Observability adalah kemampuan untuk menjawab pertanyaan-pertanyaan tersebut dari data production, tanpa harus menebak.
1. Core Mental Model
Frontend reliability loop:
Detect:
- error tracking,
- metrics,
- logs,
- traces,
- Web Vitals,
- synthetic checks,
- user feedback.
Triage:
- route,
- release,
- browser,
- device,
- user segment,
- API status,
- stack trace,
- replay/breadcrumbs.
Contain:
- feature flag off,
- rollback,
- disable broken route/action,
- degrade gracefully.
Recover:
- error boundary fallback,
- retry,
- reload prompt,
- cache reset,
- reconnect.
Learn:
- postmortem,
- test added,
- monitor added,
- checklist updated.
2. Observability vs Monitoring
Monitoring asks:
Is something known bad happening?
Observability asks:
Can we understand unknown bad behavior from emitted signals?
Monitoring:
- error rate above threshold,
- LCP p75 above budget,
- 5xx API error spike,
- chunk load failures.
Observability:
- which route?
- which release?
- which browser?
- which user flow?
- what happened before error?
- which API request failed?
- did retry help?
- did feature flag correlate?
Production frontend needs both.
3. Frontend Telemetry Signals
Signals:
| Signal | Examples |
|---|---|
| errors | uncaught exception, promise rejection, render crash |
| logs | structured diagnostic events |
| metrics | error rate, Web Vitals, route latency |
| traces | navigation/action/API spans |
| breadcrumbs | user actions before failure |
| session replay | visual reproduction, privacy-safe |
| network telemetry | API status/latency |
| release health | crash-free sessions/users |
| feature flags | flag state at error time |
| device/browser info | browser, OS, viewport, memory |
| custom domain events | approval submitted, conflict shown |
Do not collect everything blindly. Collect what helps reliability while respecting privacy/security.

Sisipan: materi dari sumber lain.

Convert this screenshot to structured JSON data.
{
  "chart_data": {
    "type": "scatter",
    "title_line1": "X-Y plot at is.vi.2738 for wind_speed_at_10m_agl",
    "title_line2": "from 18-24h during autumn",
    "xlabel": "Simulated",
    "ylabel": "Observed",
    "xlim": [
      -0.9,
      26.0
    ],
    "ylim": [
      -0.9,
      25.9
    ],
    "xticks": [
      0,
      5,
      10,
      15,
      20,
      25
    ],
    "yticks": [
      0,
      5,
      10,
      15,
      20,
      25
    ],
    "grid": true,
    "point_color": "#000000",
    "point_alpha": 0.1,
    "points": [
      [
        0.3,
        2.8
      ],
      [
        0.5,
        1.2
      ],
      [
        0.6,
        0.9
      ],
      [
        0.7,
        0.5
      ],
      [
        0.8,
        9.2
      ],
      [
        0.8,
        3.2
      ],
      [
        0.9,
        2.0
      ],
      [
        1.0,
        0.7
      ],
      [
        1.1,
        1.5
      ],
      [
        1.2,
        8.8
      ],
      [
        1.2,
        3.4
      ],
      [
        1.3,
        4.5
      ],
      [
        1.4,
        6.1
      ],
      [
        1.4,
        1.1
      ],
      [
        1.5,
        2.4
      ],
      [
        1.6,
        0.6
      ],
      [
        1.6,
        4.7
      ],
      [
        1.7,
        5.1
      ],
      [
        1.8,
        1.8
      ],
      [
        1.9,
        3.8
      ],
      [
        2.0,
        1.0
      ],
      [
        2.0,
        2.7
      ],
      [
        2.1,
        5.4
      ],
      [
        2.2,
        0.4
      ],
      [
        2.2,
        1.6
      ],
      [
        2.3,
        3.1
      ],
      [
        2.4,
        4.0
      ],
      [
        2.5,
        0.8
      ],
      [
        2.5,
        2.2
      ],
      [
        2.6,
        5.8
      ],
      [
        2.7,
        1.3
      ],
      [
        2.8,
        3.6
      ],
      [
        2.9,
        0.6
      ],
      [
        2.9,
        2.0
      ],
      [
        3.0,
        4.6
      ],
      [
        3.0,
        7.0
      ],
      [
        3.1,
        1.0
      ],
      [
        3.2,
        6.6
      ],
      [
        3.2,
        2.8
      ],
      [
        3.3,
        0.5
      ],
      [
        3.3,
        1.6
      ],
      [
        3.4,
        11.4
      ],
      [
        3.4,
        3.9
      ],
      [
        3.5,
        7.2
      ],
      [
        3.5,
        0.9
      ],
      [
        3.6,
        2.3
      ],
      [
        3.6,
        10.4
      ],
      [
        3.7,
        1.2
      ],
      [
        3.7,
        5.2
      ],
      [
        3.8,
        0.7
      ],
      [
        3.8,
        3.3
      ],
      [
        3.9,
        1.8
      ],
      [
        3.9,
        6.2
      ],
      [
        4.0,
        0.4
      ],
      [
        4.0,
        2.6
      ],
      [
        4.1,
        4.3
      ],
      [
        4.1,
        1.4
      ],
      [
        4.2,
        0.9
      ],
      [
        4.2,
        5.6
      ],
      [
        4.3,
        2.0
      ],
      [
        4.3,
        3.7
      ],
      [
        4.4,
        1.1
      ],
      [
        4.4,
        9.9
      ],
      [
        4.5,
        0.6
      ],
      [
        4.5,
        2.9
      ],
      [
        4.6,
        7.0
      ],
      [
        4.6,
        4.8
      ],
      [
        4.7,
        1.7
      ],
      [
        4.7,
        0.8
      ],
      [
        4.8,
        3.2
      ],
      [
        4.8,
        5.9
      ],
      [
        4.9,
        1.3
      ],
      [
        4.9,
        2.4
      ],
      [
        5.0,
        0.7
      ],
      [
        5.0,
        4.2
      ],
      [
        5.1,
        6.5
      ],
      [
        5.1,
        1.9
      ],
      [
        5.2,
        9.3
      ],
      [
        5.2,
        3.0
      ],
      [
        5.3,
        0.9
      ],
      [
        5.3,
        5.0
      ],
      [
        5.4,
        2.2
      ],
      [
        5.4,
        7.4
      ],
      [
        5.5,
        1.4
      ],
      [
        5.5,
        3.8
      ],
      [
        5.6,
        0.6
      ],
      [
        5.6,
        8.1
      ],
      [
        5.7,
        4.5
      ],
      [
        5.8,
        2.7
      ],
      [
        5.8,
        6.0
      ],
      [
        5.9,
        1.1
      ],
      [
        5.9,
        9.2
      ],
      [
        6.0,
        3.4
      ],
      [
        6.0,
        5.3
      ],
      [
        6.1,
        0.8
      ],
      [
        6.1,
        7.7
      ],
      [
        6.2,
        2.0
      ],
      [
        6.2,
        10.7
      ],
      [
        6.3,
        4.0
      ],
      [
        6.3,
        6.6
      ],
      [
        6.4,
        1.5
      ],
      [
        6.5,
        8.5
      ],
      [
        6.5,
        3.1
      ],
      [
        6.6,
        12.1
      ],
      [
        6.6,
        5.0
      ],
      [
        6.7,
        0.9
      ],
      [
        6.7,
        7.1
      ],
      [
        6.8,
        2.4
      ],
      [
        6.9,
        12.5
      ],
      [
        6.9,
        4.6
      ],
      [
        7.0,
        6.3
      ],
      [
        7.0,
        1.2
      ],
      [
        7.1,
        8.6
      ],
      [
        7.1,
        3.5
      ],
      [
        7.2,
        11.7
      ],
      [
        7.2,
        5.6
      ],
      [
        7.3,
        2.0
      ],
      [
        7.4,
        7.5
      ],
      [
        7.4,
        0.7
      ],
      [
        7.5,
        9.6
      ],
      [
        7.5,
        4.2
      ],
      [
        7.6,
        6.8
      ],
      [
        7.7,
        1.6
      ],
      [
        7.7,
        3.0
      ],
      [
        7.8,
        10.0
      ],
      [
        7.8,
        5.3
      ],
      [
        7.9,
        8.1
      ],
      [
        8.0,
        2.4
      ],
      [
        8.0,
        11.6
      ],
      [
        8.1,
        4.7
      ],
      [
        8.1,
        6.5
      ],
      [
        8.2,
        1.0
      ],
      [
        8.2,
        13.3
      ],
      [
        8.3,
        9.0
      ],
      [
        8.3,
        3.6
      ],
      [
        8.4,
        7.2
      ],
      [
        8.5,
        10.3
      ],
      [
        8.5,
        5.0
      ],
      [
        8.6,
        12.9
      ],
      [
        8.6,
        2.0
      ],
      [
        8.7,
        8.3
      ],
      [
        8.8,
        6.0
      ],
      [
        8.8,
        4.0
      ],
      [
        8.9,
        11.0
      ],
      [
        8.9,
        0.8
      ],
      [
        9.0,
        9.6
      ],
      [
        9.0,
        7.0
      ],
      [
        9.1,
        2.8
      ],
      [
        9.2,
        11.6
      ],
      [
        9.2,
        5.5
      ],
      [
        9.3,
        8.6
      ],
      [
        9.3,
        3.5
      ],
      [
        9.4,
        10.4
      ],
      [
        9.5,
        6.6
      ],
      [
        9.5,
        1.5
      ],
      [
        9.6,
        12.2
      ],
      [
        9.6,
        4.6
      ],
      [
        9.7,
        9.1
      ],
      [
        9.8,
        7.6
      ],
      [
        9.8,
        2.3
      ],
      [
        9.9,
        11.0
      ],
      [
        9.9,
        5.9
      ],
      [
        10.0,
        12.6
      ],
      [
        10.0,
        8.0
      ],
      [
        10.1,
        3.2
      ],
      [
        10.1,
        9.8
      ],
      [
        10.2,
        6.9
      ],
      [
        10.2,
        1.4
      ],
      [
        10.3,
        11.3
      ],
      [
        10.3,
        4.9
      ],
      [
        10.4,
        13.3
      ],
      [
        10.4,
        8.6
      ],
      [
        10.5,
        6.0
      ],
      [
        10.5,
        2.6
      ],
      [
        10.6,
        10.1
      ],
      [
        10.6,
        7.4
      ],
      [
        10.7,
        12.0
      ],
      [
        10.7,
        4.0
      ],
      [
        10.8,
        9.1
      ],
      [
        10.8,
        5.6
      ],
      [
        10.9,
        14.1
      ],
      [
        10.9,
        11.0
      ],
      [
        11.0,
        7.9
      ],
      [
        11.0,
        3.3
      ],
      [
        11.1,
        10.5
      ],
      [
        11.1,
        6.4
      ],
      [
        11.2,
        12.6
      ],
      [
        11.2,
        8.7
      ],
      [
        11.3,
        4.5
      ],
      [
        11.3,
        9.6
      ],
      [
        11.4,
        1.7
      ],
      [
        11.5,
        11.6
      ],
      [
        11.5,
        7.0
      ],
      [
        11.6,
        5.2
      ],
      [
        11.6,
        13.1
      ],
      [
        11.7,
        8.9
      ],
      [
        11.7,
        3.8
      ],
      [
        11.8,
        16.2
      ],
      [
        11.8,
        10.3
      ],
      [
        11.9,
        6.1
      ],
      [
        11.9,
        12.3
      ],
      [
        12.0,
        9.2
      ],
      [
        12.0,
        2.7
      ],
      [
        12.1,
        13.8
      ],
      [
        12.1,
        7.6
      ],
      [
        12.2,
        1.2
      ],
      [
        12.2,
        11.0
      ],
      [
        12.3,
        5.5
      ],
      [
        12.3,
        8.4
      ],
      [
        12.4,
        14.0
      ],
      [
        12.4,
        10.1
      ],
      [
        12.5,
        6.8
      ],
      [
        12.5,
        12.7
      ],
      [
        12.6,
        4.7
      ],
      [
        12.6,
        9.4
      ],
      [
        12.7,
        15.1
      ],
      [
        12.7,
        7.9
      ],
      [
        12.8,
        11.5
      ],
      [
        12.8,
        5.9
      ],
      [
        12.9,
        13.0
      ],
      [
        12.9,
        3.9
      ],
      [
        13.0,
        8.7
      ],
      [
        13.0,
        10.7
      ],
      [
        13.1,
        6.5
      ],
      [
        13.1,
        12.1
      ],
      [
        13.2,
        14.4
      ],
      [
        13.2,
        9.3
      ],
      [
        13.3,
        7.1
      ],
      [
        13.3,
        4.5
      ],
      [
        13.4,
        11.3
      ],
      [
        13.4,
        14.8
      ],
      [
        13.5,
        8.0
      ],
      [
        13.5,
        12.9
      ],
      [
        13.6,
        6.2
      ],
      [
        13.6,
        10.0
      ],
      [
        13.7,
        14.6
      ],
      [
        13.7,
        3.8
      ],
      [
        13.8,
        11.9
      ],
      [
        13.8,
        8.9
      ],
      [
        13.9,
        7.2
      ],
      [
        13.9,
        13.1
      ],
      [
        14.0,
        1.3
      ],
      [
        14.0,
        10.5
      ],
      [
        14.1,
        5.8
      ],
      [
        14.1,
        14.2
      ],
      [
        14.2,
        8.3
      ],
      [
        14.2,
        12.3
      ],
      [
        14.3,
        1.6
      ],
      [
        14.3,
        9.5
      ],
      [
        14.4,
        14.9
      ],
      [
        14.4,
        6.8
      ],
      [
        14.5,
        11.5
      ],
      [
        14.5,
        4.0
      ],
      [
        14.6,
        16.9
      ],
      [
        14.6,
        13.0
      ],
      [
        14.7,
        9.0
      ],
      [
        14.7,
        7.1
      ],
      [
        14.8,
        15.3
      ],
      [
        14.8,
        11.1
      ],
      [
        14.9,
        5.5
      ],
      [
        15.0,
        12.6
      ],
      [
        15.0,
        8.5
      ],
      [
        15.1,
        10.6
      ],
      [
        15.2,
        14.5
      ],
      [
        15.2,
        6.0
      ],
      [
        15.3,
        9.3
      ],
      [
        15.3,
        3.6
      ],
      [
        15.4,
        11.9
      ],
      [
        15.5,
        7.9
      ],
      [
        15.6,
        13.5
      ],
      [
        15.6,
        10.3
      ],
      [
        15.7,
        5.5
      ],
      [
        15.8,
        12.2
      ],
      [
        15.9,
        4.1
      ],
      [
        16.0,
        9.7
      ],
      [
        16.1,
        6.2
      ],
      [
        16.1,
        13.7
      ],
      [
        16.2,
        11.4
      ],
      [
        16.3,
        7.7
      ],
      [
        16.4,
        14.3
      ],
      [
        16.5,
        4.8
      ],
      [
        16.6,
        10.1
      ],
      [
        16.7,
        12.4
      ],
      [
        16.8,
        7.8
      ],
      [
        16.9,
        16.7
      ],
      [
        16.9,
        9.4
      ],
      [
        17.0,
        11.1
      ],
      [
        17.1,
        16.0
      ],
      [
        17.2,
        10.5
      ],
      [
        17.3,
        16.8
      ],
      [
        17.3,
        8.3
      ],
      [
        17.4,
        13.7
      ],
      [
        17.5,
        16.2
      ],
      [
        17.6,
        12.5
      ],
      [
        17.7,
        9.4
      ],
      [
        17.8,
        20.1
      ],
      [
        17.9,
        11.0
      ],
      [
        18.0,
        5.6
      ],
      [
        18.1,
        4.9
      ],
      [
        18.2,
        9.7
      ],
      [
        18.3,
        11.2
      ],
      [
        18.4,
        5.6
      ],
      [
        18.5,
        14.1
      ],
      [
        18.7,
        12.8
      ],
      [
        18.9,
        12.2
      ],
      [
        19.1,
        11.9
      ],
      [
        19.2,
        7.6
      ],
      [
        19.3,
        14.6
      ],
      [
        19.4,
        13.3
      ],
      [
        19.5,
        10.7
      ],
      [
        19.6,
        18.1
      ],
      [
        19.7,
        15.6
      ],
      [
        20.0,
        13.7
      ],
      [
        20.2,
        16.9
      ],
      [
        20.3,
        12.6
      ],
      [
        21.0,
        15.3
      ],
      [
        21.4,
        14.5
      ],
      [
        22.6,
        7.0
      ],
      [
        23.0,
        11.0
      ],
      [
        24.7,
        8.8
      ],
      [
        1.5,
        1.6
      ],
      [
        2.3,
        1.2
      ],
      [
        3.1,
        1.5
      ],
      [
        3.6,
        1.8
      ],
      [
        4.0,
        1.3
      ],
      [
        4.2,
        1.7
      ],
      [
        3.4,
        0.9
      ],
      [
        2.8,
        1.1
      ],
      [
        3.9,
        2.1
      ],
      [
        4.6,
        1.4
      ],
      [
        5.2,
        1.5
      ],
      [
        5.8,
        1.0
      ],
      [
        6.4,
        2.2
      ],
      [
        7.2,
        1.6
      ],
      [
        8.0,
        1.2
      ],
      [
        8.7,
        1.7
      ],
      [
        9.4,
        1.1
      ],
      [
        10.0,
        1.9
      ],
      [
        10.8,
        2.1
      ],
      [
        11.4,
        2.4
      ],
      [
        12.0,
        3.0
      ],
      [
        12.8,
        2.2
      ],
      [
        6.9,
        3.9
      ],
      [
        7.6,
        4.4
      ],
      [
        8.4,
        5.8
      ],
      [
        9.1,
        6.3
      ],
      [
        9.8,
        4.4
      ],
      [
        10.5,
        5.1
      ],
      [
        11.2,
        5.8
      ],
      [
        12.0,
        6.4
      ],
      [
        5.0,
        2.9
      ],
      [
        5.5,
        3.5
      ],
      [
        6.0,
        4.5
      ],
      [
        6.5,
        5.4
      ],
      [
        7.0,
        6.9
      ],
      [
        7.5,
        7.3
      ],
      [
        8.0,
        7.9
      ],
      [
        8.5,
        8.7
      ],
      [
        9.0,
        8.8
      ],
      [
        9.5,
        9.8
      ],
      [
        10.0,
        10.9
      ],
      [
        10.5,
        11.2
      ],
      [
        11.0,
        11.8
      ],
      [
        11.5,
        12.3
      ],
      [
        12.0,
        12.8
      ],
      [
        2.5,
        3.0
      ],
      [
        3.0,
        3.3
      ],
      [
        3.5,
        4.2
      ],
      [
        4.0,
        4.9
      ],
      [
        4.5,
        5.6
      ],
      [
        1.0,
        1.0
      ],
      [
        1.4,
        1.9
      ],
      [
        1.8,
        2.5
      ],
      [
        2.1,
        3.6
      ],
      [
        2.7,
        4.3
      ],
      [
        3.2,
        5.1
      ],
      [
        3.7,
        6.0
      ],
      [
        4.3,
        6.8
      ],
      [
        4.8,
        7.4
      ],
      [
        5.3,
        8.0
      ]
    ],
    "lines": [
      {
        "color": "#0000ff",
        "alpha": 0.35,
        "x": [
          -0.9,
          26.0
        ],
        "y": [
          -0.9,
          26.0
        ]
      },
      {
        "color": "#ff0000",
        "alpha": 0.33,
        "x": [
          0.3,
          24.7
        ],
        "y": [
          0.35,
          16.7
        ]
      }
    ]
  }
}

4. Error Types in Frontend
Frontend errors include:
| Error Type | Example |
|---|---|
| render error | component throws during render |
| event handler error | click handler throws |
| async error | promise rejection |
| resource error | script/image chunk fails |
| API error | 500/403/409/network |
| hydration error | server/client markup mismatch |
| routing error | route loader/action fails |
| state invariant error | impossible state reached |
| browser API error | storage denied, clipboard blocked |
| realtime error | socket disconnect, invalid event |
| validation error | user input invalid |
| domain error | conflict/forbidden/locked |
Not all errors are bugs. Some are expected states. Observability should distinguish.
Example: 409 conflict in workflow is expected domain condition, not necessarily production bug. But a sudden spike may signal UX/concurrency issue.
5. Error Boundary Mental Model
React error boundaries catch JavaScript errors during rendering, lifecycle, and constructors of child components.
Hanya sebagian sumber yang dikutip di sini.